While writing, I like to listen to medieval-ish music. I do listen to real medieval music and chants, but sometimes it works better to listen to soundtracks from medieval-themed movies.

I write every day, that means weekends and holidays. I try to keep to a schedule of a minimum of ten pages a day. That doesn’t sound like much but believe me, it is.

Theoretically, after a month I should have a finished first draft, right? It never really works out that way because I sometimes have to stop and research something, which inevitably means a trip to the local university library. It’s more like two to three months.

And they don’t have to be good ten pages, but they do have to be ten or more. I know I can always revise them later. Sometimes that means I’m done by three o’clock in the afternoon, and sometimes that means I’m done by midnight. It’s my job, so I think it’s always important to stick to a set schedule.

If you could invite any five literary personages from any time period to dinner, who would they be and why?

The things we do to our poor characters! You’ve variously been an actress, graphic artist, theology teacher, newspaper reporter, and winery tasting host. What advice or inspiration can you give late-blooming writers with families and day jobs to keep their creative fires stoked?

Write whenever you can. Find the story that inspires you, that you absolutely must write and do it!

No one ever became a writer by thinking about writing. Writers write. I used to write during my breaks, late at night, and early in the morning. On weekends and every free moment. I still do, only now I have the good fortune to be able to write all day long.

Thank you, Jeri Westerson, for reminding us to work hard (ten pages a day!), keep the faith, and most of all, think outside the (genre) box with our writing.

Jeri is currently finishing Crispin Guest’s sixth adventure, Shadow of the AlchemistYou can find his previous outings — Veil of Lies (2009), Serpent in the Thorns (2010), The Demon’s Parchment (2010), Troubled Bones (2011), and Blood Lance (2012) — everywhere books are sold.

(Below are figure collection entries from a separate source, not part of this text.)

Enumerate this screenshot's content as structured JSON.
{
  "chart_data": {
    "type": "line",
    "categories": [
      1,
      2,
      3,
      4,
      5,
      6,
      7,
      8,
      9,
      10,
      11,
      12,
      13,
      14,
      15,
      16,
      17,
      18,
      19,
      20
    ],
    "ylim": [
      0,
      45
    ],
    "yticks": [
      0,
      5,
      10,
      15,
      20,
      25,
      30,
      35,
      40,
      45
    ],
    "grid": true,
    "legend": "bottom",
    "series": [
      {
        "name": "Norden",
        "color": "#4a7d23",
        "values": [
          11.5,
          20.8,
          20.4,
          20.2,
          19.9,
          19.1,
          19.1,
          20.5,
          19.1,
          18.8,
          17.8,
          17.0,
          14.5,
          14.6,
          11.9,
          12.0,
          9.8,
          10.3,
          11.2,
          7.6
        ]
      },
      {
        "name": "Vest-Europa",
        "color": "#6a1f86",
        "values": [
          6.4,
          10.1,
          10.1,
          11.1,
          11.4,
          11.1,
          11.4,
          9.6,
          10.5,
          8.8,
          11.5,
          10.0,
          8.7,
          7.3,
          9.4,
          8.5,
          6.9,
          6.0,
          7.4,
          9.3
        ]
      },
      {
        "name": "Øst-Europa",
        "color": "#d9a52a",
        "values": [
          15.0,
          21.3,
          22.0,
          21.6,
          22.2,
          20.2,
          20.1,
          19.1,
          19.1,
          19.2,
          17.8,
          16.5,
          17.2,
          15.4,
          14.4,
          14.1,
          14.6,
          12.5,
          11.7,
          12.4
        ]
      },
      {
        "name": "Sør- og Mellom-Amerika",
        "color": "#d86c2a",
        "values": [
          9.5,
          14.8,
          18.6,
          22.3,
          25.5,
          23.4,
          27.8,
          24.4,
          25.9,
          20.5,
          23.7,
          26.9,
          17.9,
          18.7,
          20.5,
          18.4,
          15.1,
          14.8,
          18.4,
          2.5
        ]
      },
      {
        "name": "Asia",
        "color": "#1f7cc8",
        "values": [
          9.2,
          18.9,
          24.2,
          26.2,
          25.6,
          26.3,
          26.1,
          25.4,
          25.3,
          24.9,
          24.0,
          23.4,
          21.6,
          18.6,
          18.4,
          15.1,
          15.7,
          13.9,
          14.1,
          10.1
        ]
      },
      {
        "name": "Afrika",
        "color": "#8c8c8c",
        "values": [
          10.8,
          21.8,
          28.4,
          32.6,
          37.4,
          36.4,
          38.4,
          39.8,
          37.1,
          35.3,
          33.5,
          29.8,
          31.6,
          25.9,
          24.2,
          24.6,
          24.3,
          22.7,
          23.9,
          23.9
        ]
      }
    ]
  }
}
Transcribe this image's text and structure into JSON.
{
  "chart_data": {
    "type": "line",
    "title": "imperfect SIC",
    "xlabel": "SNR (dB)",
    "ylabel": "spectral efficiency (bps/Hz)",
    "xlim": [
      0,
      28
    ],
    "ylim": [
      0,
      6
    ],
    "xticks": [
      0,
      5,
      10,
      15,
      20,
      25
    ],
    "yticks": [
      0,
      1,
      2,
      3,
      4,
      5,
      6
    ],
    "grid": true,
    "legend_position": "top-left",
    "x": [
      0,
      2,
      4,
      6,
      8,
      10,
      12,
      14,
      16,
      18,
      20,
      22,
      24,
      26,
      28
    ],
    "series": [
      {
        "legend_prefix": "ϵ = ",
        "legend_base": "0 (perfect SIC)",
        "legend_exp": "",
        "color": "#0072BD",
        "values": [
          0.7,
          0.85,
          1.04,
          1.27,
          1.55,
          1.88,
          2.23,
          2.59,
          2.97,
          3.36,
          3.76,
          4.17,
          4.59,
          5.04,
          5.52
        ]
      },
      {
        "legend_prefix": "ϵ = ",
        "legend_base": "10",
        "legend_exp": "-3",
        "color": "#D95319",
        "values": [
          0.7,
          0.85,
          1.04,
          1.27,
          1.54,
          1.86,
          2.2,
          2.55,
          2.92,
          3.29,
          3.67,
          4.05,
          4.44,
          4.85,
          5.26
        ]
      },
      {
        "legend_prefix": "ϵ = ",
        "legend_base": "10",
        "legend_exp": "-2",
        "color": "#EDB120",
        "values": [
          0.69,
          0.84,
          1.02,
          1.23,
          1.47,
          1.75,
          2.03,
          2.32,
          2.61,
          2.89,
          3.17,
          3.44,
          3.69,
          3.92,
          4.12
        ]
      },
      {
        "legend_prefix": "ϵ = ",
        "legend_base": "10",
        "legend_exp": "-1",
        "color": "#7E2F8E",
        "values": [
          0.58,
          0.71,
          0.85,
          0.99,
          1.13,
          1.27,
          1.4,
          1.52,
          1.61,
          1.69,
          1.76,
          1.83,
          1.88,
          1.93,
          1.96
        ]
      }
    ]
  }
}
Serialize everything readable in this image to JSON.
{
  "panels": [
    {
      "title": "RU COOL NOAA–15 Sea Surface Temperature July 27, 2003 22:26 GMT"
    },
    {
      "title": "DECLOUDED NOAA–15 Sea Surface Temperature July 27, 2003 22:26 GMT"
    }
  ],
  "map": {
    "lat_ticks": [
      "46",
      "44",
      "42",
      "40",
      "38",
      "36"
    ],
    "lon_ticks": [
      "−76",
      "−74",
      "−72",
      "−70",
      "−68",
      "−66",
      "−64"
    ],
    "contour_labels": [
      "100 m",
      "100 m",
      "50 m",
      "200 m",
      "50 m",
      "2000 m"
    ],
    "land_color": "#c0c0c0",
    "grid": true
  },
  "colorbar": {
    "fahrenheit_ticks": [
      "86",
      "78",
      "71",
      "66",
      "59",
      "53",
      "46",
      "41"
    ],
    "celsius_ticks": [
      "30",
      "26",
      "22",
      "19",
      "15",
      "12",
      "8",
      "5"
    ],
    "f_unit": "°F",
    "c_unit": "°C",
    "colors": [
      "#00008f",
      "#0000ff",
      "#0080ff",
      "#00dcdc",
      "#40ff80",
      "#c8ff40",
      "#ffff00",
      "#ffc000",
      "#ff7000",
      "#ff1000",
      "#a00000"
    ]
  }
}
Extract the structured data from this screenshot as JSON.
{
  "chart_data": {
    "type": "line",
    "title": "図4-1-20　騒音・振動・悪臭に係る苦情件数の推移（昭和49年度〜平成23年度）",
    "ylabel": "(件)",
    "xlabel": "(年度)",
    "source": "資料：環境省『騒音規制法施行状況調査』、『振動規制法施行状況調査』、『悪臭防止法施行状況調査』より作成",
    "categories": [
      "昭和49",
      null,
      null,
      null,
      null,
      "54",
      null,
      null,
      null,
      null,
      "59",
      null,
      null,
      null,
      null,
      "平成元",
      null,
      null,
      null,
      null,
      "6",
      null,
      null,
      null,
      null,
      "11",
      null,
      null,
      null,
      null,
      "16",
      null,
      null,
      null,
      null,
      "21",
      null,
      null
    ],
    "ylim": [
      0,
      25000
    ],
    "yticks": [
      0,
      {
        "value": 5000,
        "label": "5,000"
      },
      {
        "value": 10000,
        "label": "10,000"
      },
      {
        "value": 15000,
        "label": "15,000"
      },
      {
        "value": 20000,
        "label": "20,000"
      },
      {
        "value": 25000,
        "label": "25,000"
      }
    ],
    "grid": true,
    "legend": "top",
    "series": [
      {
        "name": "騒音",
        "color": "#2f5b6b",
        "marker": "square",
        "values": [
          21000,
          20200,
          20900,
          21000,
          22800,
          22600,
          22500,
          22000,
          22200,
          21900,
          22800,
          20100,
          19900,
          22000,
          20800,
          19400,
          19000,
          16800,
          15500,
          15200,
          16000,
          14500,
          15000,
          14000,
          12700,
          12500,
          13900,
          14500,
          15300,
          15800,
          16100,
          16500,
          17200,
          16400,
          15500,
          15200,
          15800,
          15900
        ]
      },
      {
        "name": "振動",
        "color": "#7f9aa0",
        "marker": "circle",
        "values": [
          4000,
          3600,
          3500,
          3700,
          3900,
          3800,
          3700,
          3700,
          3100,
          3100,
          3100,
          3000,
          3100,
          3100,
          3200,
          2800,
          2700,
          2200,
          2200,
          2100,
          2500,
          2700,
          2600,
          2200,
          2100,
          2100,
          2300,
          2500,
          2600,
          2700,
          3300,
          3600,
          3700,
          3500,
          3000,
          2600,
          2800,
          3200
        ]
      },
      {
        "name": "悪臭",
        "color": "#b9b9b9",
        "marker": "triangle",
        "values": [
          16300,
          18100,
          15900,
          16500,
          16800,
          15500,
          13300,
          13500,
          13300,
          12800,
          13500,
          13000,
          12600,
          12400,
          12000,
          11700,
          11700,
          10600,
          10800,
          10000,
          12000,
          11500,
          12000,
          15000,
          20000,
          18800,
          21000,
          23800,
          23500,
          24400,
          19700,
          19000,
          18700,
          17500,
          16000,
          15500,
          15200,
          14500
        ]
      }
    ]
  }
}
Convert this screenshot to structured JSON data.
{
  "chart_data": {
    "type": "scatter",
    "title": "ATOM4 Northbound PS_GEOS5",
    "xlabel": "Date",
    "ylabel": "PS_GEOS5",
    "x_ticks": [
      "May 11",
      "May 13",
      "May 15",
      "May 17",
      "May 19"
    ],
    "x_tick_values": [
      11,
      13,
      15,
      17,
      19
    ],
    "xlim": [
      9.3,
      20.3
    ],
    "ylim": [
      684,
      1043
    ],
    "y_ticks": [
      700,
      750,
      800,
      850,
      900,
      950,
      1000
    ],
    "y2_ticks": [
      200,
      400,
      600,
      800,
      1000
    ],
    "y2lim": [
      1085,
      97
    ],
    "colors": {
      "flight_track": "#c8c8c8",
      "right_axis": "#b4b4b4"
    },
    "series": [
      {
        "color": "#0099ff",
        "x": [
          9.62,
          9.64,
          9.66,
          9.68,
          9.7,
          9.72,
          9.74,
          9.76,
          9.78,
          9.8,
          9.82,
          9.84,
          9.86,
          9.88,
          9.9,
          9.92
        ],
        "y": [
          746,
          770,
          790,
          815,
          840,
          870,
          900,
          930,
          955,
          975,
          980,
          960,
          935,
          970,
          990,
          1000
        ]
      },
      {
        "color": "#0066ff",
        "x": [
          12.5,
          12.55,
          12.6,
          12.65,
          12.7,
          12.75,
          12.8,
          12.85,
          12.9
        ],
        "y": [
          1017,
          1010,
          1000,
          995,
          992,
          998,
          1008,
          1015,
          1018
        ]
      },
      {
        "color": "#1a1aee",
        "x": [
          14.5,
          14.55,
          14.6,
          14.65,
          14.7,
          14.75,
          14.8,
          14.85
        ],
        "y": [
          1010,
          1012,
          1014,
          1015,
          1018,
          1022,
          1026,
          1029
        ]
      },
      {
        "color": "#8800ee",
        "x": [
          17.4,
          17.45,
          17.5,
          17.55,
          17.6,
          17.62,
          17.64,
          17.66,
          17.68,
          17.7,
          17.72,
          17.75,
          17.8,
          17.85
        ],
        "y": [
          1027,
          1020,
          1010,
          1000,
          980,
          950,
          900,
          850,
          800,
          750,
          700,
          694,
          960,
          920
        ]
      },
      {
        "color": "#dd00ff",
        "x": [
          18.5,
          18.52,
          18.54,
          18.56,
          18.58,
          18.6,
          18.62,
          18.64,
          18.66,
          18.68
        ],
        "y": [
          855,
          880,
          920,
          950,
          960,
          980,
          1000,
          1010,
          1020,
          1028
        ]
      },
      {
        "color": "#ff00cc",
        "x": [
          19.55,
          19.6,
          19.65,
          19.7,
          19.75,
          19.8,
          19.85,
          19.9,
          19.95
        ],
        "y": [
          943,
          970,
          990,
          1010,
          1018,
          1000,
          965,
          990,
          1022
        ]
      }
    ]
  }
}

Even if you’re not a fan of historical mysteries, I can whole-heartedly recommend Jeri’s books for the sensory detail alone. She brings medieval London to life. They’ve been perennial finalists for several mystery-writing awards — the Macavity, the Shamus, the Agatha, the Bruce Alexander, and the RT Reviewers’ Choice.

Jeri was recently elected president of the Southern California chapter of Mystery Writers of America. Her home on the web is JeriWesterson.com.